Classic, dreamy, black-and-white pictures, taken on distant islets, on rocks long since worn and softened by the movements of ice age glaciers. Islands that have become the very essence of innocence, leisure, Swedish-ness, voluntary solitude, and summer holiday freckles.
We are honoured to be presenting our second exhibition featuring one of the finest photo artists in the world: Mikael Jansson. The last time, which was almost exactly a year ago, we showed his acclaimed series Speed of Life, in which he depicted another kind of life form at intrusively close range: hybrid beings caught between existence as monstrous speed capsules and as ordinary mortals. Formula 1 drivers spend their lives blazing around at 300 km/h inside high-tech, steel shells. This is the most expensive and masculine of all sports, and he portrays it in shiny signal colours in artificial environments.
Daria in the Archipelago is the absolute opposite of this: classic, dreamy, black-and-white pictures, taken on distant islets, on rocks long since worn and softened by the movements of ice age glaciers. Islands that have become the very essence of innocence, leisure, Swedishness, voluntary solitude, and summer holiday freckles.
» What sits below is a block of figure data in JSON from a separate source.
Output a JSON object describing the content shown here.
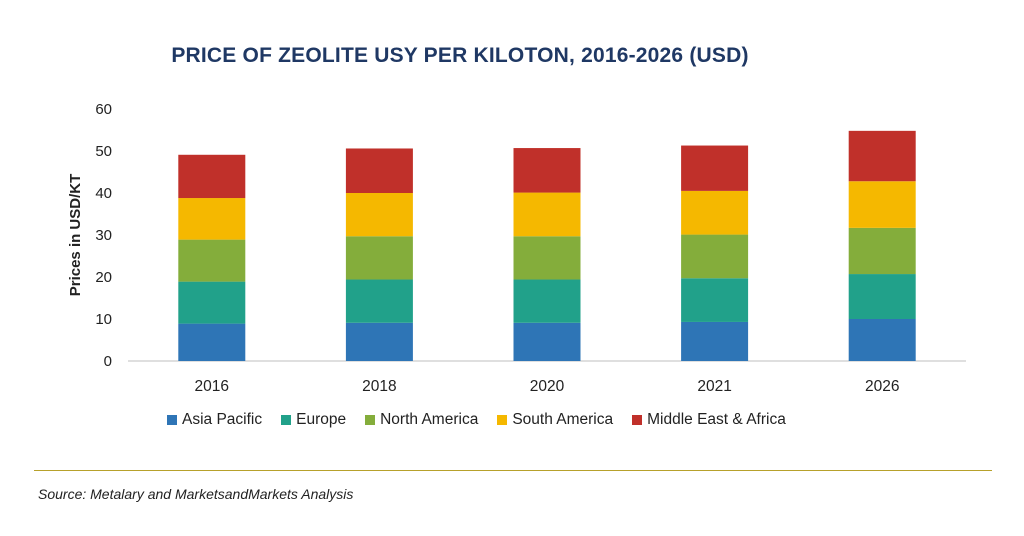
{
  "chart_data": {
    "type": "bar",
    "stacked": true,
    "title": "PRICE OF ZEOLITE USY PER KILOTON, 2016-2026 (USD)",
    "ylabel": "Prices in USD/KT",
    "xlabel": "",
    "ylim": [
      0,
      60
    ],
    "yticks": [
      0,
      10,
      20,
      30,
      40,
      50,
      60
    ],
    "grid": false,
    "legend_position": "bottom",
    "categories": [
      "2016",
      "2018",
      "2020",
      "2021",
      "2026"
    ],
    "series": [
      {
        "name": "Asia Pacific",
        "color": "#2e75b6",
        "values": [
          8.9,
          9.1,
          9.1,
          9.3,
          10.0
        ]
      },
      {
        "name": "Europe",
        "color": "#21a18a",
        "values": [
          10.0,
          10.3,
          10.3,
          10.4,
          10.7
        ]
      },
      {
        "name": "North America",
        "color": "#84ad3b",
        "values": [
          10.0,
          10.3,
          10.3,
          10.4,
          11.0
        ]
      },
      {
        "name": "South America",
        "color": "#f5b800",
        "values": [
          9.9,
          10.3,
          10.4,
          10.4,
          11.1
        ]
      },
      {
        "name": "Middle East & Africa",
        "color": "#c0302a",
        "values": [
          10.3,
          10.6,
          10.6,
          10.8,
          12.0
        ]
      }
    ]
  },
  "source": "Source: Metalary and MarketsandMarkets Analysis"
}
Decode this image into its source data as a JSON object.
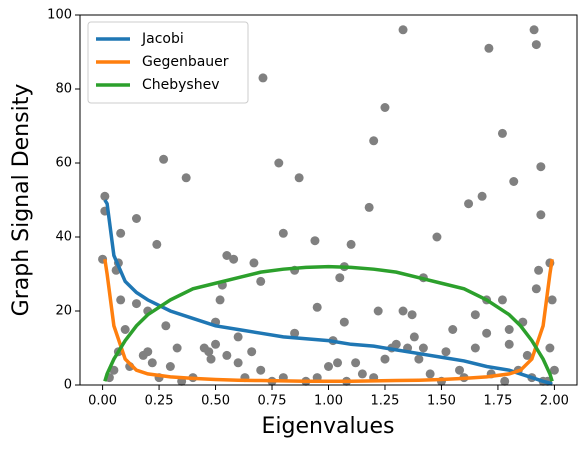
{
  "chart_data": {
    "type": "line",
    "xlabel": "Eigenvalues",
    "ylabel": "Graph Signal Density",
    "xlim": [
      -0.1,
      2.1
    ],
    "ylim": [
      0,
      100
    ],
    "xticks": [
      {
        "value": 0,
        "label": "0.00"
      },
      {
        "value": 0.25,
        "label": "0.25"
      },
      {
        "value": 0.5,
        "label": "0.50"
      },
      {
        "value": 0.75,
        "label": "0.75"
      },
      {
        "value": 1,
        "label": "1.00"
      },
      {
        "value": 1.25,
        "label": "1.25"
      },
      {
        "value": 1.5,
        "label": "1.50"
      },
      {
        "value": 1.75,
        "label": "1.75"
      },
      {
        "value": 2,
        "label": "2.00"
      }
    ],
    "yticks": [
      0,
      20,
      40,
      60,
      80,
      100
    ],
    "legend": "upper left",
    "x": [
      0.01,
      0.02,
      0.05,
      0.1,
      0.15,
      0.2,
      0.3,
      0.4,
      0.5,
      0.6,
      0.7,
      0.8,
      0.9,
      1.0,
      1.1,
      1.2,
      1.3,
      1.4,
      1.5,
      1.6,
      1.7,
      1.8,
      1.85,
      1.9,
      1.95,
      1.98,
      1.99
    ],
    "series": [
      {
        "name": "Jacobi",
        "color": "#1f77b4",
        "values": [
          50,
          49,
          35,
          28,
          25,
          23,
          20,
          18,
          16,
          15,
          14,
          13,
          12.5,
          12,
          11,
          10.5,
          9.5,
          8.5,
          7.5,
          6.5,
          5,
          4,
          3,
          2,
          1,
          0.5,
          0.2
        ]
      },
      {
        "name": "Gegenbauer",
        "color": "#ff7f0e",
        "values": [
          34,
          30,
          16,
          7,
          4,
          3,
          2.2,
          1.8,
          1.5,
          1.3,
          1.2,
          1.1,
          1.0,
          1.0,
          1.0,
          1.1,
          1.2,
          1.3,
          1.5,
          1.8,
          2.2,
          3,
          4,
          7,
          16,
          30,
          34
        ]
      },
      {
        "name": "Chebyshev",
        "color": "#2ca02c",
        "values": [
          1,
          3,
          7,
          12,
          16,
          19,
          23,
          26,
          27.5,
          29,
          30.5,
          31.3,
          31.8,
          32,
          31.8,
          31.3,
          30.5,
          29,
          27.5,
          26,
          23,
          19,
          16,
          12,
          7,
          3,
          1
        ]
      }
    ],
    "points": {
      "color": "#808080",
      "x": [
        0.0,
        0.01,
        0.01,
        0.08,
        0.07,
        0.06,
        0.08,
        0.1,
        0.15,
        0.15,
        0.2,
        0.24,
        0.27,
        0.28,
        0.37,
        0.47,
        0.5,
        0.52,
        0.53,
        0.55,
        0.58,
        0.6,
        0.67,
        0.7,
        0.71,
        0.78,
        0.8,
        0.85,
        0.87,
        0.94,
        0.95,
        1.0,
        1.05,
        1.07,
        1.07,
        1.1,
        1.18,
        1.2,
        1.22,
        1.25,
        1.28,
        1.33,
        1.33,
        1.37,
        1.38,
        1.42,
        1.48,
        1.55,
        1.62,
        1.65,
        1.68,
        1.7,
        1.71,
        1.77,
        1.77,
        1.8,
        1.82,
        1.86,
        1.91,
        1.92,
        1.94,
        1.94,
        1.92,
        1.93,
        1.98,
        1.99,
        1.98,
        2.0,
        0.03,
        0.05,
        0.07,
        0.12,
        0.18,
        0.2,
        0.22,
        0.25,
        0.3,
        0.33,
        0.35,
        0.4,
        0.45,
        0.48,
        0.5,
        0.55,
        0.6,
        0.63,
        0.66,
        0.7,
        0.75,
        0.8,
        0.85,
        0.9,
        0.95,
        1.02,
        1.04,
        1.08,
        1.12,
        1.15,
        1.2,
        1.25,
        1.3,
        1.35,
        1.4,
        1.42,
        1.45,
        1.5,
        1.52,
        1.58,
        1.6,
        1.65,
        1.7,
        1.72,
        1.78,
        1.8,
        1.84,
        1.88,
        1.9,
        1.95,
        1.97
      ],
      "y": [
        34,
        51,
        47,
        41,
        33,
        31,
        23,
        15,
        45,
        22,
        20,
        38,
        61,
        16,
        56,
        9,
        17,
        23,
        27,
        35,
        34,
        13,
        33,
        28,
        83,
        60,
        41,
        31,
        56,
        39,
        21,
        5,
        29,
        32,
        17,
        38,
        48,
        66,
        20,
        75,
        10,
        96,
        20,
        19,
        13,
        29,
        40,
        15,
        49,
        19,
        51,
        23,
        91,
        68,
        23,
        15,
        55,
        17,
        96,
        92,
        59,
        46,
        26,
        31,
        33,
        23,
        10,
        4,
        2,
        4,
        9,
        5,
        8,
        9,
        6,
        2,
        5,
        10,
        1,
        2,
        10,
        7,
        11,
        8,
        6,
        2,
        9,
        4,
        1,
        2,
        14,
        1,
        2,
        12,
        6,
        1,
        6,
        3,
        2,
        7,
        11,
        10,
        7,
        10,
        3,
        1,
        9,
        4,
        2,
        10,
        14,
        3,
        1,
        11,
        4,
        8,
        2,
        1,
        1
      ]
    }
  }
}
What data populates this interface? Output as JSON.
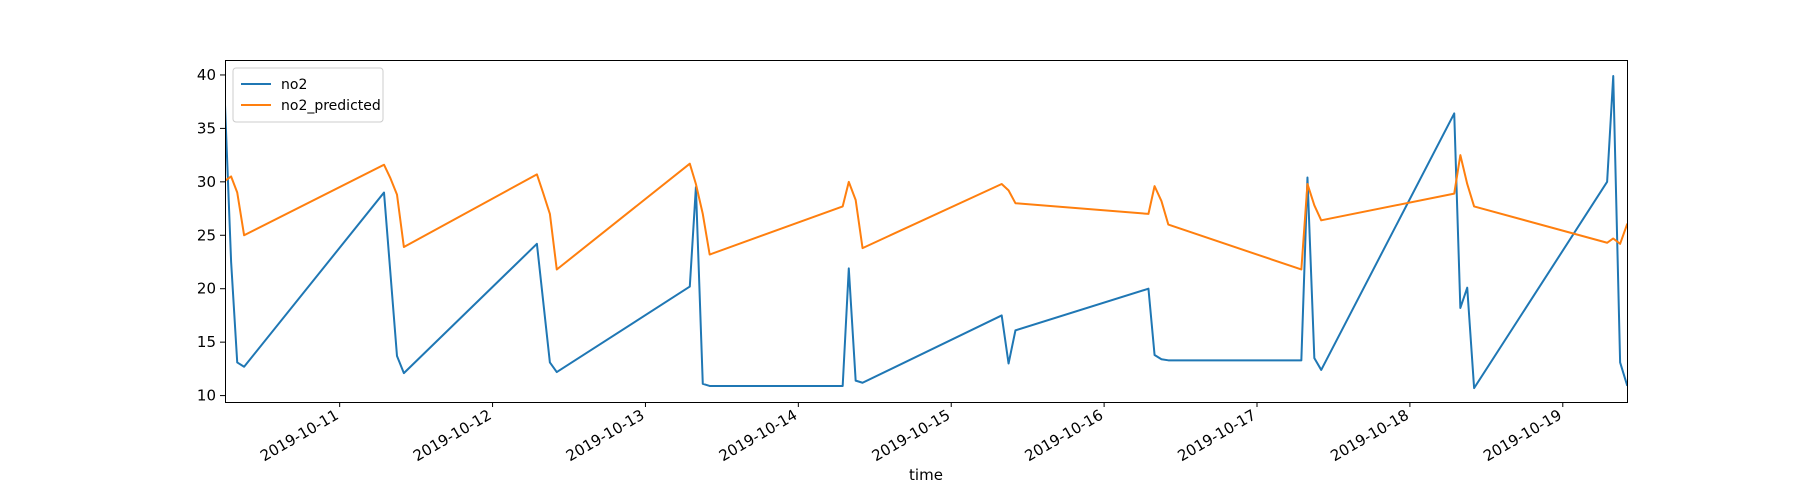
{
  "chart_data": {
    "type": "line",
    "title": "",
    "xlabel": "time",
    "ylabel": "",
    "x_unit": "days since 2019-10-10 00:00",
    "xlim": [
      10.25,
      19.42
    ],
    "ylim": [
      9.4,
      41.4
    ],
    "yticks": [
      10,
      15,
      20,
      25,
      30,
      35,
      40
    ],
    "xticks": [
      {
        "label": "2019-10-11",
        "value": 11
      },
      {
        "label": "2019-10-12",
        "value": 12
      },
      {
        "label": "2019-10-13",
        "value": 13
      },
      {
        "label": "2019-10-14",
        "value": 14
      },
      {
        "label": "2019-10-15",
        "value": 15
      },
      {
        "label": "2019-10-16",
        "value": 16
      },
      {
        "label": "2019-10-17",
        "value": 17
      },
      {
        "label": "2019-10-18",
        "value": 18
      },
      {
        "label": "2019-10-19",
        "value": 19
      }
    ],
    "legend": {
      "location": "top-left"
    },
    "series": [
      {
        "name": "no2",
        "color": "#1f77b4",
        "points": [
          [
            10.25,
            37.2
          ],
          [
            10.29,
            22.5
          ],
          [
            10.33,
            13.1
          ],
          [
            10.375,
            12.7
          ],
          [
            11.29,
            29.0
          ],
          [
            11.375,
            13.7
          ],
          [
            11.42,
            12.1
          ],
          [
            12.29,
            24.2
          ],
          [
            12.375,
            13.1
          ],
          [
            12.42,
            12.2
          ],
          [
            13.29,
            20.2
          ],
          [
            13.33,
            29.5
          ],
          [
            13.375,
            11.1
          ],
          [
            13.42,
            10.9
          ],
          [
            14.29,
            10.9
          ],
          [
            14.33,
            21.9
          ],
          [
            14.375,
            11.4
          ],
          [
            14.42,
            11.2
          ],
          [
            15.33,
            17.5
          ],
          [
            15.375,
            13.0
          ],
          [
            15.42,
            16.1
          ],
          [
            16.29,
            20.0
          ],
          [
            16.33,
            13.8
          ],
          [
            16.375,
            13.4
          ],
          [
            16.42,
            13.3
          ],
          [
            17.29,
            13.3
          ],
          [
            17.33,
            30.4
          ],
          [
            17.375,
            13.5
          ],
          [
            17.42,
            12.4
          ],
          [
            18.29,
            36.4
          ],
          [
            18.33,
            18.2
          ],
          [
            18.375,
            20.1
          ],
          [
            18.42,
            10.7
          ],
          [
            19.29,
            30.0
          ],
          [
            19.33,
            39.9
          ],
          [
            19.375,
            13.1
          ],
          [
            19.42,
            11.0
          ]
        ]
      },
      {
        "name": "no2_predicted",
        "color": "#ff7f0e",
        "points": [
          [
            10.25,
            30.1
          ],
          [
            10.29,
            30.5
          ],
          [
            10.33,
            29.0
          ],
          [
            10.375,
            25.0
          ],
          [
            11.29,
            31.6
          ],
          [
            11.33,
            30.4
          ],
          [
            11.375,
            28.8
          ],
          [
            11.42,
            23.9
          ],
          [
            12.29,
            30.7
          ],
          [
            12.33,
            29.0
          ],
          [
            12.375,
            27.0
          ],
          [
            12.42,
            21.8
          ],
          [
            13.29,
            31.7
          ],
          [
            13.33,
            29.8
          ],
          [
            13.375,
            27.0
          ],
          [
            13.42,
            23.2
          ],
          [
            14.29,
            27.7
          ],
          [
            14.33,
            30.0
          ],
          [
            14.375,
            28.3
          ],
          [
            14.42,
            23.8
          ],
          [
            15.33,
            29.8
          ],
          [
            15.375,
            29.2
          ],
          [
            15.42,
            28.0
          ],
          [
            16.29,
            27.0
          ],
          [
            16.33,
            29.6
          ],
          [
            16.375,
            28.2
          ],
          [
            16.42,
            26.0
          ],
          [
            17.29,
            21.8
          ],
          [
            17.33,
            29.8
          ],
          [
            17.375,
            27.8
          ],
          [
            17.42,
            26.4
          ],
          [
            18.29,
            28.9
          ],
          [
            18.33,
            32.5
          ],
          [
            18.375,
            29.8
          ],
          [
            18.42,
            27.7
          ],
          [
            19.29,
            24.3
          ],
          [
            19.33,
            24.7
          ],
          [
            19.375,
            24.2
          ],
          [
            19.42,
            26.0
          ]
        ]
      }
    ]
  }
}
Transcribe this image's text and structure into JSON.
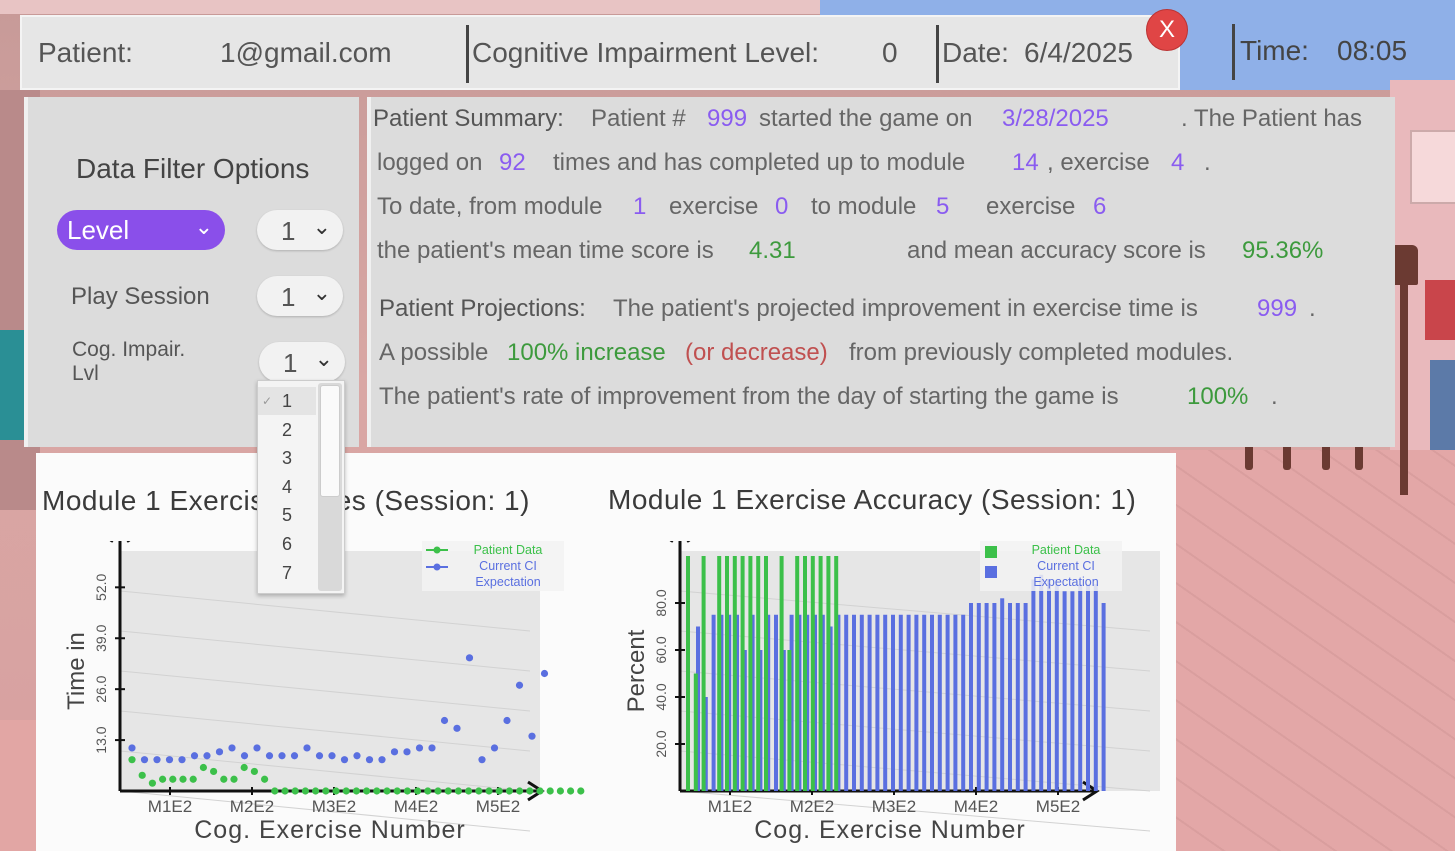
{
  "header": {
    "patient_label": "Patient:",
    "patient_value": "1@gmail.com",
    "ci_label": "Cognitive Impairment Level:",
    "ci_value": "0",
    "date_label": "Date:",
    "date_value": "6/4/2025",
    "close_label": "X",
    "time_label": "Time:",
    "time_value": "08:05"
  },
  "filter": {
    "title": "Data Filter Options",
    "level_label": "Level",
    "level_value": "1",
    "session_label": "Play Session",
    "session_value": "1",
    "cog_label_line1": "Cog. Impair.",
    "cog_label_line2": "Lvl",
    "cog_value": "1",
    "cog_options": [
      "1",
      "2",
      "3",
      "4",
      "5",
      "6",
      "7"
    ]
  },
  "summary": {
    "l1_a": "Patient Summary:",
    "l1_b": "Patient #",
    "patient_num": "999",
    "l1_c": "started the game on",
    "start_date": "3/28/2025",
    "l1_d": ". The Patient has",
    "l2_a": "logged on",
    "logins": "92",
    "l2_b": "times and has completed up to module",
    "module": "14",
    "l2_c": ", exercise",
    "exercise": "4",
    "l2_d": ".",
    "l3_a": "To date, from module",
    "from_module": "1",
    "l3_b": "exercise",
    "from_exercise": "0",
    "l3_c": "to module",
    "to_module": "5",
    "l3_d": "exercise",
    "to_exercise": "6",
    "l4_a": "the patient's mean time score is",
    "mean_time": "4.31",
    "l4_b": "and mean accuracy score is",
    "mean_accuracy": "95.36%",
    "l5_a": "Patient Projections:",
    "l5_b": "The patient's projected improvement in exercise time is",
    "projected": "999",
    "l5_c": ".",
    "l6_a": "A possible",
    "l6_increase": "100% increase",
    "l6_decrease": "(or decrease)",
    "l6_b": "from previously completed modules.",
    "l7_a": "The patient's rate of improvement from the day of starting the game is",
    "rate": "100%",
    "l7_b": "."
  },
  "chart_data": [
    {
      "type": "scatter",
      "title": "Module 1 Exercise Times (Session: 1)",
      "xlabel": "Cog. Exercise Number",
      "ylabel": "Time in",
      "yticks": [
        "13.0",
        "26.0",
        "39.0",
        "52.0"
      ],
      "ylim": [
        0,
        60
      ],
      "xticks": [
        "M1E2",
        "M2E2",
        "M3E2",
        "M4E2",
        "M5E2"
      ],
      "legend_position": "top-right",
      "colors": {
        "patient": "#3cc04a",
        "expectation": "#5a6fe0"
      },
      "series": [
        {
          "name": "Patient Data",
          "values": [
            8,
            4,
            2,
            3,
            3,
            3,
            3,
            6,
            5,
            3,
            3,
            6,
            5,
            3,
            0,
            0,
            0,
            0,
            0,
            0,
            0,
            0,
            0,
            0,
            0,
            0,
            0,
            0,
            0,
            0,
            0,
            0,
            0,
            0,
            0,
            0,
            0,
            0,
            0,
            0,
            0,
            0,
            0,
            0,
            0
          ]
        },
        {
          "name": "Current CI\nExpectation",
          "values": [
            11,
            8,
            8,
            8,
            8,
            9,
            9,
            10,
            11,
            9,
            11,
            9,
            9,
            9,
            11,
            9,
            9,
            8,
            9,
            8,
            8,
            10,
            10,
            11,
            11,
            18,
            16,
            34,
            8,
            11,
            18,
            27,
            14,
            30
          ]
        }
      ]
    },
    {
      "type": "bar",
      "title": "Module 1 Exercise Accuracy (Session: 1)",
      "xlabel": "Cog. Exercise Number",
      "ylabel": "Percent",
      "yticks": [
        "20.0",
        "40.0",
        "60.0",
        "80.0"
      ],
      "ylim": [
        0,
        100
      ],
      "xticks": [
        "M1E2",
        "M2E2",
        "M3E2",
        "M4E2",
        "M5E2"
      ],
      "legend_position": "top-right",
      "colors": {
        "patient": "#3cc04a",
        "expectation": "#5a6fe0"
      },
      "series": [
        {
          "name": "Patient Data",
          "values": [
            100,
            50,
            100,
            0,
            100,
            100,
            100,
            100,
            100,
            100,
            100,
            0,
            100,
            60,
            100,
            100,
            100,
            100,
            100,
            100,
            0,
            0,
            0,
            0,
            0,
            0,
            0,
            0,
            0,
            0,
            0,
            0,
            0,
            0,
            0,
            0,
            0,
            0,
            0,
            0,
            0,
            0,
            0,
            0,
            0,
            0,
            0,
            0,
            0,
            0
          ]
        },
        {
          "name": "Current CI\nExpectation",
          "values": [
            70,
            40,
            75,
            75,
            75,
            75,
            60,
            75,
            60,
            75,
            75,
            60,
            75,
            75,
            75,
            75,
            75,
            70,
            75,
            75,
            75,
            75,
            75,
            75,
            75,
            75,
            75,
            75,
            75,
            75,
            75,
            75,
            75,
            75,
            75,
            80,
            80,
            80,
            80,
            82,
            80,
            80,
            80,
            90,
            92,
            90,
            88,
            85,
            85,
            88,
            88,
            88,
            80
          ]
        }
      ]
    }
  ]
}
With this series, Mikael Jansson further reinforces his unique position, not just as a master of his own genre, fashion photography–no, here, he takes another step into the cultural mythology in which the finest of all Swedish storytellers and lyricists are represented. The company he is joining has members like Evert Taube, August Strindberg, and Ingmar Bergman. While these comparisons are far from modest, they are nonetheless incontrovertibly appropriate. The main addition one might make is that Mikael Jansson is able, rather than objectifying and fixating on the oppositions of male and female, model and artist, or human and nature, to erase these boundaries, and thus achieve a unique sense of intimacy and a timeless, alluring mystique. It ought to be no surprise to anybody that Daria in the Archipelago is destined to be counted among the mainstream canon of Swedish nature romanticism.